I knelt there and worked the backpack off Prince’s corpse. I opened the flap and looked inside. I could see the solid black object in there, the thing they called “the device.” I closed the pack and looped its strap over my shoulder.
I had to go. I had to get back to Mike. If he was still alive—and he had to be still alive, he had to be—I would get him help, get him to a hospital, even if I had to carry him the whole way.
Toting
Prince’s backpack, I lowered myself off the platform, down to the train tracks. I began jogging back the way I came, back toward Mike. I knew I had to hurry, but I was so exhausted, I stumbled every other step. My mouth was hanging open. My vision was blurred.
I stepped out of the tunnel into the arcade—and a light shone in my eyes. A train, I thought. Heading for me.
But it wasn’t a train. Because then another light shone at me out of the darkness and another.
What now? I thought wearily. If there were any Home-landers left, I was finished. I couldn’t fight anymore.
A voice shouted at me: “Drop the pack, West! Put it down and put your hands up!”
I stopped. Stood there, confused, squinting into the glare of the bobbing lights coming toward me.
“Who’s there?” I asked—I barely had the strength to speak. “Who are you?”
“Police,” said one voice.
“FBI,” said another.
“Put the pack down, West!” yet another voice called. “Put your hands up!”
Blinking with exhaustion, I slipped the pack off my shoulder and dropped it onto the tracks. I lifted my hands in the air so they could see them. I stood there, swaying unsteadily on my feet.
A moment later, seven men came out of the darkness, all of them carrying flashlights, all of them carrying guns. Four of the men were in uniform—New York Police Department—NYPD. Three other guys were in suits and ties.
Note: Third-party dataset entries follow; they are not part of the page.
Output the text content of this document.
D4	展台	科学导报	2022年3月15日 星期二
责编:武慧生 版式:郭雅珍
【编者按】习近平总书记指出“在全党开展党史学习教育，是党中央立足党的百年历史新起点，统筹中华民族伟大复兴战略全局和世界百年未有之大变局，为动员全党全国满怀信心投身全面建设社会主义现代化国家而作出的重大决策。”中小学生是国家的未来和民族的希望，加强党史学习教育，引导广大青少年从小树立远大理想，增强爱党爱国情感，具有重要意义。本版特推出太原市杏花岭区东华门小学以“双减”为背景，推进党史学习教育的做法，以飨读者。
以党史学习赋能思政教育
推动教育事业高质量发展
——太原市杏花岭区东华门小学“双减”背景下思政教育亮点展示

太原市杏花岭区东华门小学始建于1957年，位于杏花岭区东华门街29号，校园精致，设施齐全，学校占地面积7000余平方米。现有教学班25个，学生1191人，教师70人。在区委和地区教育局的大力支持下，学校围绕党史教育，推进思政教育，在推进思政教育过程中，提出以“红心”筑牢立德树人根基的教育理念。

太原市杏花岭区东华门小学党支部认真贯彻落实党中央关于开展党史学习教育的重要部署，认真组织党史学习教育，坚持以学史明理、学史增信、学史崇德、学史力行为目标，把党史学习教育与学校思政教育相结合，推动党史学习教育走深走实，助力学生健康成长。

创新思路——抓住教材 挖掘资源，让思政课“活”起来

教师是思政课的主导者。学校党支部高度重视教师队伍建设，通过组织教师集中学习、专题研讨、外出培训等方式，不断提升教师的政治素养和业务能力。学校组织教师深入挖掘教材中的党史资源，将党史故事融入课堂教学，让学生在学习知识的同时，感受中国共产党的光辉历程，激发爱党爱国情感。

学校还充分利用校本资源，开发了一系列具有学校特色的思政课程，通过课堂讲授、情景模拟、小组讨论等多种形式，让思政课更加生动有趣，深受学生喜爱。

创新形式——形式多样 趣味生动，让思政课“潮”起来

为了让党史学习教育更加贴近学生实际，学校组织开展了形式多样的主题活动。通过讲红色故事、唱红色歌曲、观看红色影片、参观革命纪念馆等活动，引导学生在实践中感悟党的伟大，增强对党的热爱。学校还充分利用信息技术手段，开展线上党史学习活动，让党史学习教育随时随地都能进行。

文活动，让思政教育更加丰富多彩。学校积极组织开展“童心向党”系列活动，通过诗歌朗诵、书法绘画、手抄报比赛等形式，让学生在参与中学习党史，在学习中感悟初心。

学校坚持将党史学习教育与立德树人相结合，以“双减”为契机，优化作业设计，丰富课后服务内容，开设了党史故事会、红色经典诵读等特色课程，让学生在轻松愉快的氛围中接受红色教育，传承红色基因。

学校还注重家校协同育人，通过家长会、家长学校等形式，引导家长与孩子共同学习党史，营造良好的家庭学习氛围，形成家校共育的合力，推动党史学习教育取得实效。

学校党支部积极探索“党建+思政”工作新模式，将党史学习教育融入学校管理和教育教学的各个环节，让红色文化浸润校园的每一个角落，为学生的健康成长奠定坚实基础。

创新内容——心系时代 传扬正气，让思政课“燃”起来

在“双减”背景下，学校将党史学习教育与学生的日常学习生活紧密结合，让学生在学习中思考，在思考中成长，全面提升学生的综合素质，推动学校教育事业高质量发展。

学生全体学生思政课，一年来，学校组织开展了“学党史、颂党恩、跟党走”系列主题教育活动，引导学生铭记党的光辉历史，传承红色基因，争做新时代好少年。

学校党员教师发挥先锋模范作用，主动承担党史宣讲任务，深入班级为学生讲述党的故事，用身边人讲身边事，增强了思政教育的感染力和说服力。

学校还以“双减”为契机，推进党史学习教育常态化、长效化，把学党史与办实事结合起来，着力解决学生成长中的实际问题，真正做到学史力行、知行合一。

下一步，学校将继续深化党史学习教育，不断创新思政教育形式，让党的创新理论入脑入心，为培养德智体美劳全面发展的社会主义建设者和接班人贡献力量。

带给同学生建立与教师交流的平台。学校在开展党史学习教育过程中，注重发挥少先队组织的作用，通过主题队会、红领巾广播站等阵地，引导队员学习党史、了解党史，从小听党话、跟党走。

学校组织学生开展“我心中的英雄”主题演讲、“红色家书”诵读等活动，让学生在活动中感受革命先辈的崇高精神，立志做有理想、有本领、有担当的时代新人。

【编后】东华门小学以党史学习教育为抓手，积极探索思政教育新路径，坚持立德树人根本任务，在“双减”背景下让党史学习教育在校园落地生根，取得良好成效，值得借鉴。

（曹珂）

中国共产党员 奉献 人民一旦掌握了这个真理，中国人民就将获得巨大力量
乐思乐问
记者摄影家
One of the NYPD patrolmen came forward, took my raised hands and brought them around behind my back. I felt the cold metal of the handcuffs as they snapped around my wrists.
“Mike,” I said. “My friend—Mike. He was shot. He’s hurt.”
One of the plainclothes guys, a tall, broad-shouldered balding man, nodded at me. “Yeah, we found him. Looks like he took a few people with him.”
“He’s dead?”
“Not yet he’s not. He was breathing when we got to him, anyway. He’s being carried out to an EMS unit.”